When the ushers in their brand-new, old-fashioned bellboy suits came out and shut the doors, Lempert studied what was left outside. There were eight uniformed patrolmen that he could see, picking up a little overtime pretending to control the crowds that were already inside the building watching the movie. He looked through the scope at each of their faces in turn. There was Jimmy Clinton and his partner, Bucklin—looking like the Pillsbury Doughboy with all the fat he had put on in the last few months. And—oh, shit—Olney and Winks. They were the ones to watch for. They had managed to wangle this assignment, of course. It was probably easier than just signing in and cooping in their car in the cul de sac off Breckinridge. He didn’t like seeing veterans out here. One or two of them might be calm enough to realize what was happening in time to put a round or two into the van. The other four he didn’t know. All of them were young, and one was a woman, so at least it wasn’t the Butcher’s Boy in a uniform. He was certainly capable of thinking of that one.
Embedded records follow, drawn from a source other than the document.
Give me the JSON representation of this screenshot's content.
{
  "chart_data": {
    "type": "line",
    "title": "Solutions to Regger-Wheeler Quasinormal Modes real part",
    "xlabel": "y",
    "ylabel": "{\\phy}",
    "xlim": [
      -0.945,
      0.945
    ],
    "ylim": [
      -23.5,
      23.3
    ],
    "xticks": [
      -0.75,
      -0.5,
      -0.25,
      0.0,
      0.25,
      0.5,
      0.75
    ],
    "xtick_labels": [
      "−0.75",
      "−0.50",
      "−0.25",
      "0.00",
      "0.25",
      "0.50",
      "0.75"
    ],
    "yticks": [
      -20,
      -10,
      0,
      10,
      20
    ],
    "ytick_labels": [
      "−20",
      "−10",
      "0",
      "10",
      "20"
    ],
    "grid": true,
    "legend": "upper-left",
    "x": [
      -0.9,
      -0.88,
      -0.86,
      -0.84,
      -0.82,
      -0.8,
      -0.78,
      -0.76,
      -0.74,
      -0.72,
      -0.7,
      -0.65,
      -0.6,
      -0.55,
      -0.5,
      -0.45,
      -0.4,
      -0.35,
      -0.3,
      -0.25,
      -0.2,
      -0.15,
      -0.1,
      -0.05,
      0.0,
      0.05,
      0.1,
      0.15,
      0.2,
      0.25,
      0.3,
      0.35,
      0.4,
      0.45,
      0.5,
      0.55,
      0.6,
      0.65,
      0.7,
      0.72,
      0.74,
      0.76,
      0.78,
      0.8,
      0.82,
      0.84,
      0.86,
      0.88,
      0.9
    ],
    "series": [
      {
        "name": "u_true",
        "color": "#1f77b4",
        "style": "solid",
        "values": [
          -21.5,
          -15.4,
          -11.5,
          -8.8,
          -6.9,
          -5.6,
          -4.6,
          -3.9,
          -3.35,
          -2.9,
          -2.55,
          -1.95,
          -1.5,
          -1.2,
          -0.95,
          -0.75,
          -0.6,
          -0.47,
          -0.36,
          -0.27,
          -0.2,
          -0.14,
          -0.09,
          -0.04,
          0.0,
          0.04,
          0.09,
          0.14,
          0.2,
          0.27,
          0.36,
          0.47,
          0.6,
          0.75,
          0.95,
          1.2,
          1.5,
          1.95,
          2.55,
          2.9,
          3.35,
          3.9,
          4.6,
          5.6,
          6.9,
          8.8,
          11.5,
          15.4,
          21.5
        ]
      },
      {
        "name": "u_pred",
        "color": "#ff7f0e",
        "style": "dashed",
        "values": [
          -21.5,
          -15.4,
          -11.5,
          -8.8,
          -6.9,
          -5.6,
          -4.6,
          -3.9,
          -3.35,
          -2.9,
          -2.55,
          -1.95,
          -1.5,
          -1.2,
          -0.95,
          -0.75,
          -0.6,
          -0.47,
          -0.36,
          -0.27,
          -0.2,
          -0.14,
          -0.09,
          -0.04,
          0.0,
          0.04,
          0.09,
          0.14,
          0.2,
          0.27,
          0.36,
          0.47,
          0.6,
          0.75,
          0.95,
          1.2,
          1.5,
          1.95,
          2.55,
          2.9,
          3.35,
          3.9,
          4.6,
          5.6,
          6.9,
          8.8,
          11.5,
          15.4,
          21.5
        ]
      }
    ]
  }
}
Lempert turned in his swivel chair to study the upper windows on the street again. If you assumed the bastard wasn’t out-and-out berserk, you had to imagine that he might find his way into one of those buildings with a rifle. Lempert saw no changes from the last time he had looked. There were no glows from dim lights on the ceilings, no shades raised a little, no objects visible. He ducked his head, made his way on his knees to the front of the van and peeked out the windshield. There was nothing up the street that could be construed as a problem. The traffic was moving at the usual rate. He crawled to the back window and moved the curtain half an inch. There were no new vehicles parked along the street, no knots of people the Butcher’s Boy could join to get a closer look at the place.
There was one more thing that Lempert had to check. He opened the back door of the van, swung his legs to the street and quietly closed the door. There wasn’t any point in locking it with eight uniforms loitering around across the street, and unlocking it made noise, so he left it. He walked away from the theater and turned the corner on Fourth before venturing to look over his shoulder. His colleagues were standing around now talking to each other instead of watching the place. Probably not one of them had any idea that Paul Cambria was even here. He wondered if that would have made a difference. Probably not; you had to know the rest of it before it meant anything.
Lempert turned again at the alley behind Chautauqua Avenue, put his head down, pulled his collar up and jammed his right hand into his jacket pocket so that he could grasp his service revolver before he took the first step down the alley. If the Butcher’s Boy was in one of the buildings, he would have a car waiting in back of it, or, at most, one street over. Whatever happened with Paul Cambria, he would need to have a reliable, invisible way of getting in and then getting out. The one thing Lempert remembered about his experience with the bastard ten years ago was that he thought things through. He would probably have a couple of ways out.